View Full Version : Need help programming DUP on an every other day split for Strength/hypertrophy

12-01-2014, 02:43 AM
Just wanted to state that I've read the books and all the articles here, but somehow most of the information here is catered towards powerlifting. I train on an every other day split, with my goals being both strength and hypertrophy, hence my title. As i'm not a powerlifter, i base my routine around the few compounds i want to improve upon the most, which is the squat, bench press, overhead press, weighted chin, deadlift and pendlay row. I wanted to implement DUP principles but i realised its more or less a power hypertrophy split, with one day focusing on lower rep ranges for strength and another day on higher reps for hypertrophy.

A rough example i have come up with is this :

A1: Squat, Bench, Pendlay Row STR

B1: Deadlift, OHP, Weighted Chins STR

A2: Squat, Bench, chest supported row HYPERTORPHY

B2: Deadlift variation, OHP, chins/pullups HYPERTROPHY

on 'A' days i follow the main movements up with a chest and bicep isolation exercise and do myo reps, and side raises and triceps on 'B' days.

the main problem i have is how to program fatigue percents and RPES for the main movements, i'm guessing something like

STR days = x4-6 @9, Load drop (how much fatigue %?) also what difference does working to @9rpe have compared to @9.5 or even @8?

HYPERTROPHY days = X8-12@8, Repeats (for more volume, something like 4-6%, which equates to @9?)

I'm working on an every other day split so how does this DUP schedule work?

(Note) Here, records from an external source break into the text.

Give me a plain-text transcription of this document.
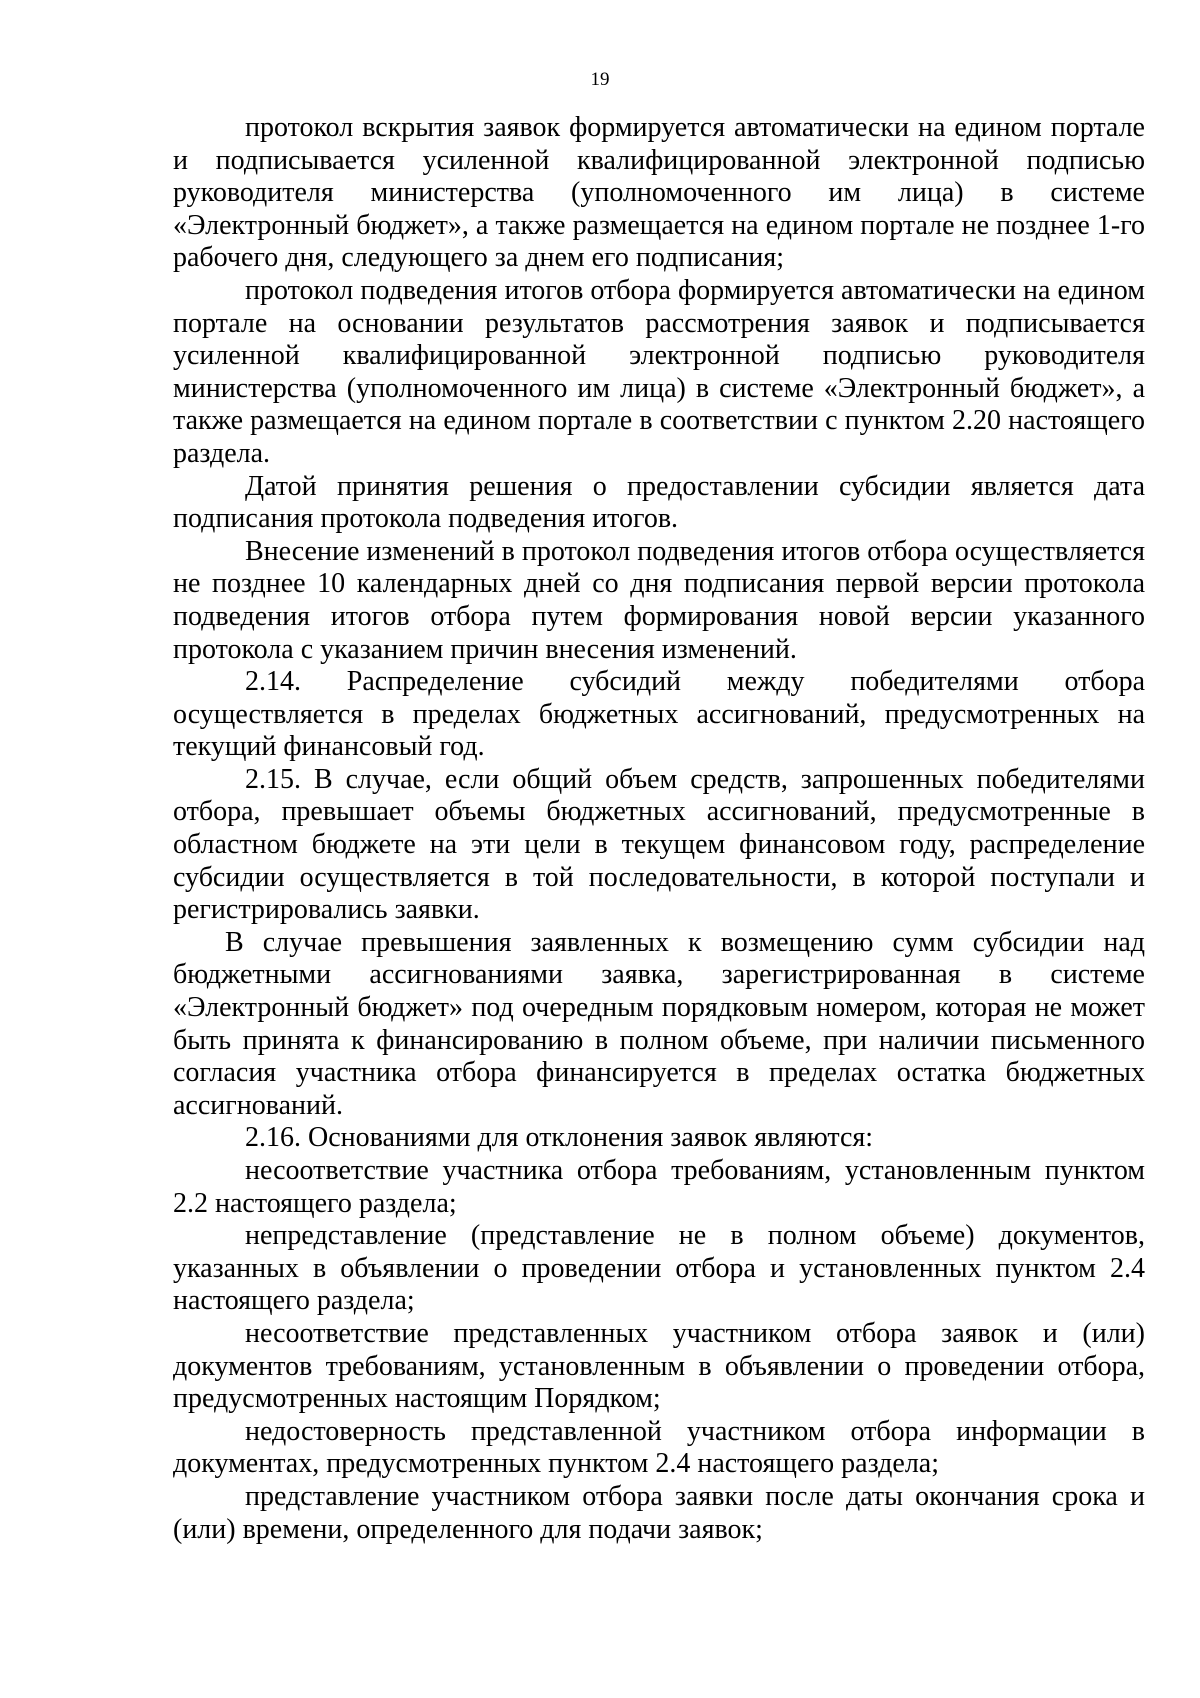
19

протокол вскрытия заявок формируется автоматически на едином портале и подписывается усиленной квалифицированной электронной подписью руководителя министерства (уполномоченного им лица) в системе «Электронный бюджет», а также размещается на едином портале не позднее 1-го рабочего дня, следующего за днем его подписания;

протокол подведения итогов отбора формируется автоматически на едином портале на основании результатов рассмотрения заявок и подписывается усиленной квалифицированной электронной подписью руководителя министерства (уполномоченного им лица) в системе «Электронный бюджет», а также размещается на едином портале в соответствии с пунктом 2.20 настоящего раздела.

Датой принятия решения о предоставлении субсидии является дата подписания протокола подведения итогов.

Внесение изменений в протокол подведения итогов отбора осуществляется не позднее 10 календарных дней со дня подписания первой версии протокола подведения итогов отбора путем формирования новой версии указанного протокола с указанием причин внесения изменений.

2.14. Распределение субсидий между победителями отбора осуществляется в пределах бюджетных ассигнований, предусмотренных на текущий финансовый год.

2.15. В случае, если общий объем средств, запрошенных победителями отбора, превышает объемы бюджетных ассигнований, предусмотренные в областном бюджете на эти цели в текущем финансовом году, распределение субсидии осуществляется в той последовательности, в которой поступали и регистрировались заявки.

В случае превышения заявленных к возмещению сумм субсидии над бюджетными ассигнованиями заявка, зарегистрированная в системе «Электронный бюджет» под очередным порядковым номером, которая не может быть принята к финансированию в полном объеме, при наличии письменного согласия участника отбора финансируется в пределах остатка бюджетных ассигнований.

2.16. Основаниями для отклонения заявок являются:

несоответствие участника отбора требованиям, установленным пунктом 2.2 настоящего раздела;

непредставление (представление не в полном объеме) документов, указанных в объявлении о проведении отбора и установленных пунктом 2.4 настоящего раздела;

несоответствие представленных участником отбора заявок и (или) документов требованиям, установленным в объявлении о проведении отбора, предусмотренных настоящим Порядком;

недостоверность представленной участником отбора информации в документах, предусмотренных пунктом 2.4 настоящего раздела;

представление участником отбора заявки после даты окончания срока и (или) времени, определенного для подачи заявок;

EDIT: i was also wondering if following mike zourdos' DUP setup would be beneficial to me for my goals, in this case adding Power days. And if so, how would i program them in?

12-01-2014, 07:10 AM
Interesting, I like EoD training, usually fits well with my schedule and I feel it's more forgiving if I for some reason need to postpone a session by one day. I would start with 5% fatigue, then gradually increase. When only training each lift 2 times / week you should be able to handle 7-8% fatigue. I would keep strength days between x2-4 @9 and hypertrophy x6-8 @8

12-02-2014, 08:01 PM
Yea i feel that EoD suits me just nicely, training one day then taking the next day off gives me enough mental and physical recovery. Anyway, in regards to fatigue percents, should there be any difference for my STR days and hypertrophy days and why? I'm trying to find a nice balance where i can have long term progress, seeing as im not a powerlifter with any peaking phases so most of my variables such as RPE and fatigue percents remain constant. Really appreciate the help

Mike Tuchscherer
12-04-2014, 01:31 AM
If you're in doubt, just default to medium fatigue (4-6% in most cases). You can do more with it by mixing in high stress and low stress, but explaining it here is rather difficult. I'm working on a video explanation. And you can get impressive results just from doing medium stress training for quite a while.

The difference between RPEs... It's mostly in terms of a continuum. Specificity <----------------------> Volume. Lower RPE's allow you to get more volume (usually), but they are a bit less specific when it comes to strength.